The paper tackled the problem of learning ECG representations without extensive labeled data by proposing SuPreME, a supervised pre-training framework that uses LLMs to extract structured diagnostic labels from ECG reports, achieving a zero-shot AUC of 77.20% and outperforming state-of-the-art methods by 4.98% on six datasets covering 106 cardiac conditions.

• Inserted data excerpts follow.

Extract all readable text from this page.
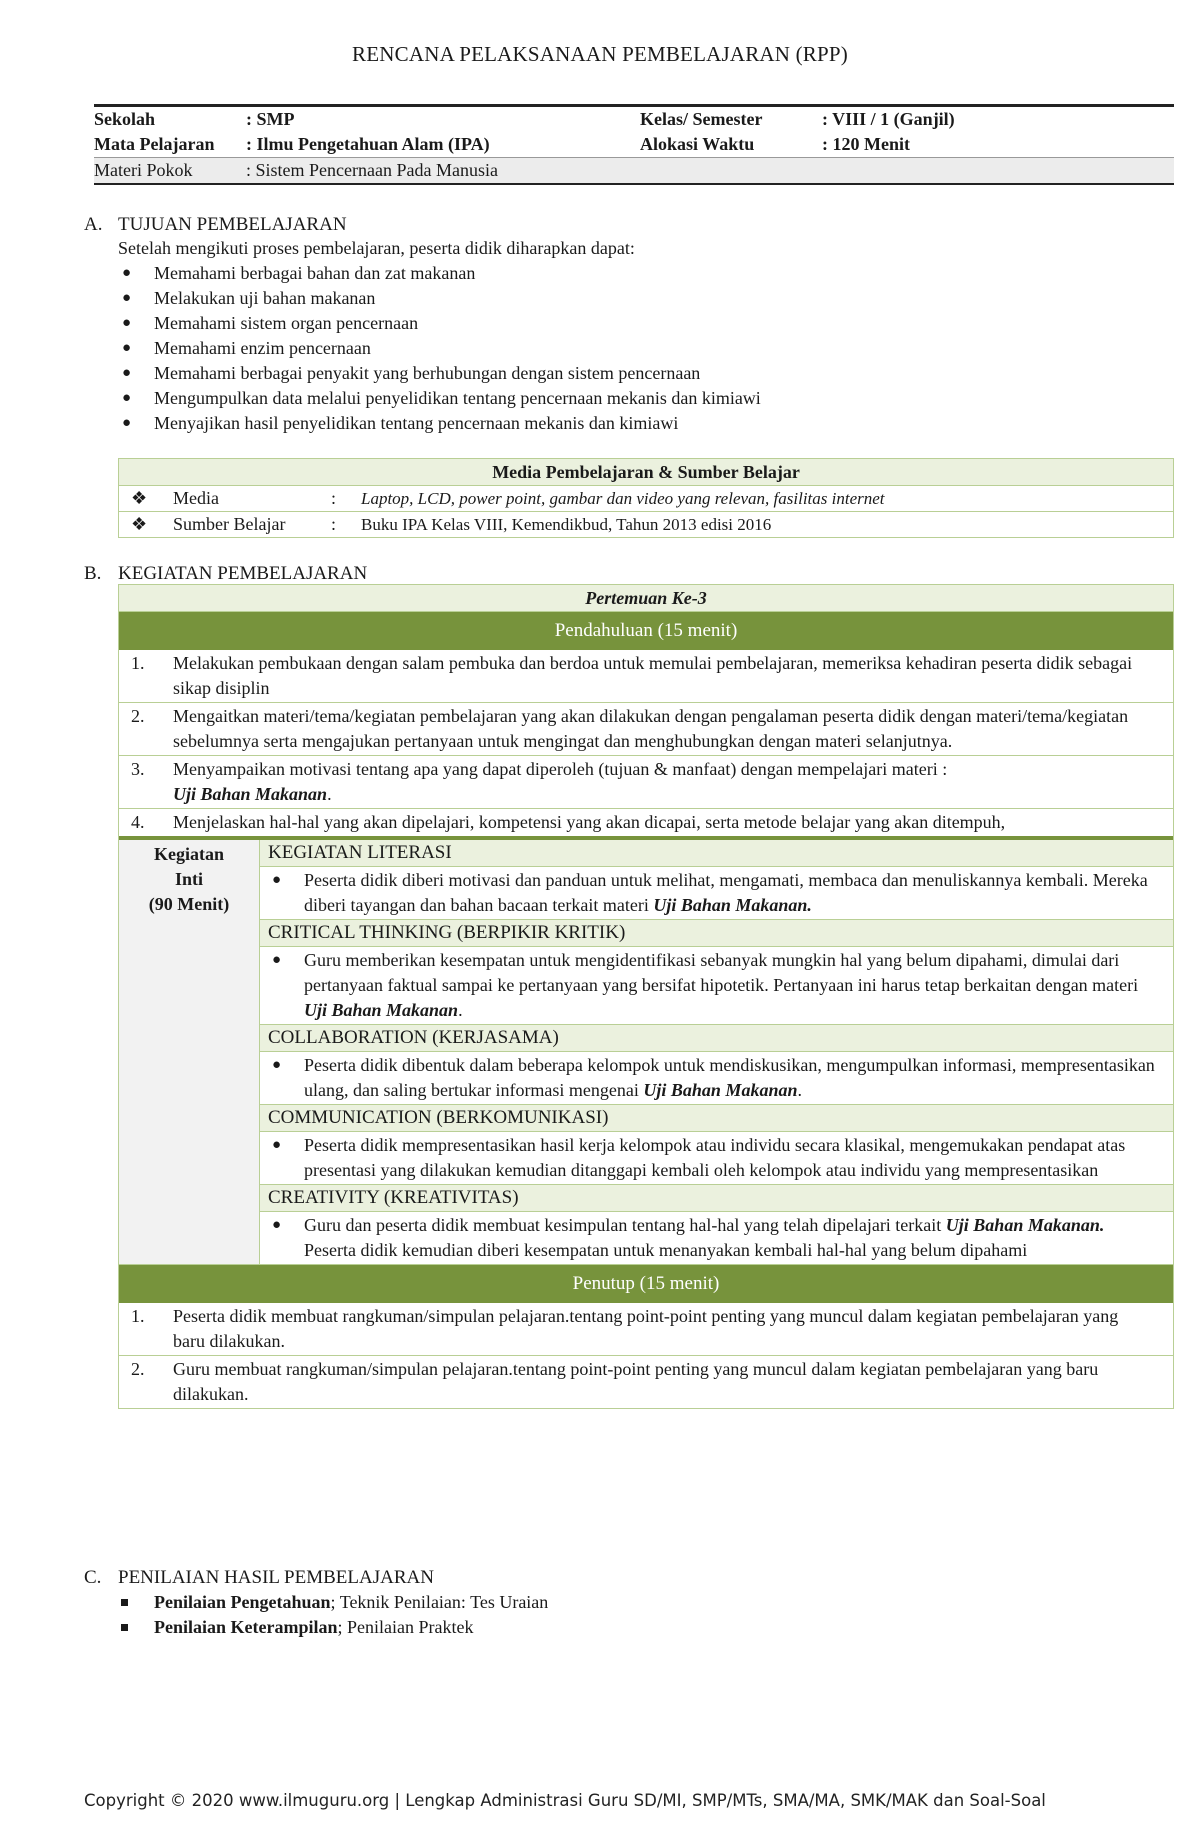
RENCANA PELAKSANAAN PEMBELAJARAN (RPP)
Sekolah	: SMP	Kelas/ Semester	: VIII / 1 (Ganjil)
Mata Pelajaran : Ilmu Pengetahuan Alam (IPA)	Alokasi Waktu	: 120 Menit
Materi Pokok	: Sistem Pencernaan Pada Manusia
A. TUJUAN PEMBELAJARAN
Setelah mengikuti proses pembelajaran, peserta didik diharapkan dapat:
● Memahami berbagai bahan dan zat makanan
● Melakukan uji bahan makanan
● Memahami sistem organ pencernaan
● Memahami enzim pencernaan
● Memahami berbagai penyakit yang berhubungan dengan sistem pencernaan
● Mengumpulkan data melalui penyelidikan tentang pencernaan mekanis dan kimiawi
● Menyajikan hasil penyelidikan tentang pencernaan mekanis dan kimiawi
Media Pembelajaran & Sumber Belajar
❖ Media	: Laptop, LCD, power point, gambar dan video yang relevan, fasilitas internet
❖ Sumber Belajar	: Buku IPA Kelas VIII, Kemendikbud, Tahun 2013 edisi 2016
B. KEGIATAN PEMBELAJARAN
Pertemuan Ke-3
Pendahuluan (15 menit)
1. Melakukan pembukaan dengan salam pembuka dan berdoa untuk memulai pembelajaran, memeriksa kehadiran peserta didik sebagai sikap disiplin
2. Mengaitkan materi/tema/kegiatan pembelajaran yang akan dilakukan dengan pengalaman peserta didik dengan materi/tema/kegiatan sebelumnya serta mengajukan pertanyaan untuk mengingat dan menghubungkan dengan materi selanjutnya.
3. Menyampaikan motivasi tentang apa yang dapat diperoleh (tujuan & manfaat) dengan mempelajari materi :
Uji Bahan Makanan.
4. Menjelaskan hal-hal yang akan dipelajari, kompetensi yang akan dicapai, serta metode belajar yang akan ditempuh,
Kegiatan
Inti
(90 Menit)
KEGIATAN LITERASI
● Peserta didik diberi motivasi dan panduan untuk melihat, mengamati, membaca dan menuliskannya kembali. Mereka diberi tayangan dan bahan bacaan terkait materi Uji Bahan Makanan.
CRITICAL THINKING (BERPIKIR KRITIK)
● Guru memberikan kesempatan untuk mengidentifikasi sebanyak mungkin hal yang belum dipahami, dimulai dari pertanyaan faktual sampai ke pertanyaan yang bersifat hipotetik. Pertanyaan ini harus tetap berkaitan dengan materi Uji Bahan Makanan.
COLLABORATION (KERJASAMA)
● Peserta didik dibentuk dalam beberapa kelompok untuk mendiskusikan, mengumpulkan informasi, mempresentasikan ulang, dan saling bertukar informasi mengenai Uji Bahan Makanan.
COMMUNICATION (BERKOMUNIKASI)
● Peserta didik mempresentasikan hasil kerja kelompok atau individu secara klasikal, mengemukakan pendapat atas presentasi yang dilakukan kemudian ditanggapi kembali oleh kelompok atau individu yang mempresentasikan
CREATIVITY (KREATIVITAS)
● Guru dan peserta didik membuat kesimpulan tentang hal-hal yang telah dipelajari terkait Uji Bahan Makanan. Peserta didik kemudian diberi kesempatan untuk menanyakan kembali hal-hal yang belum dipahami
Penutup (15 menit)
1. Peserta didik membuat rangkuman/simpulan pelajaran.tentang point-point penting yang muncul dalam kegiatan pembelajaran yang baru dilakukan.
2. Guru membuat rangkuman/simpulan pelajaran.tentang point-point penting yang muncul dalam kegiatan pembelajaran yang baru dilakukan.
C. PENILAIAN HASIL PEMBELAJARAN
Penilaian Pengetahuan; Teknik Penilaian: Tes Uraian
Penilaian Keterampilan; Penilaian Praktek
Copyright © 2020 www.ilmuguru.org | Lengkap Administrasi Guru SD/MI, SMP/MTs, SMA/MA, SMK/MAK dan Soal-Soal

Cardiovascular diseases are a leading cause of death and disability worldwide. Electrocardiogram (ECG) is critical for diagnosing and monitoring cardiac health, but obtaining large-scale annotated ECG datasets is labor-intensive and time-consuming. Recent ECG Self-Supervised Learning (eSSL) methods mitigate this by learning features without extensive labels but fail to capture fine-grained clinical semantics and require extensive task-specific fine-tuning. To address these challenges, we propose $\textbf{SuPreME}$, a $\textbf{Su}$pervised $\textbf{Pre}$-training framework for $\textbf{M}$ultimodal $\textbf{E}$CG representation learning. SuPreME is pre-trained using structured diagnostic labels derived from ECG report entities through a one-time offline extraction with Large Language Models (LLMs), which help denoise, standardize cardiac concepts, and improve clinical representation learning. By fusing ECG signals with textual cardiac queries instead of fixed labels, SuPreME enables zero-shot classification of unseen conditions without further fine-tuning. We evaluate SuPreME on six downstream datasets covering 106 cardiac conditions, achieving superior zero-shot AUC performance of $77.20\%$, surpassing state-of-the-art eSSLs by $4.98\%$. Results demonstrate SuPreME's effectiveness in leveraging structured, clinically relevant knowledge for high-quality ECG representations.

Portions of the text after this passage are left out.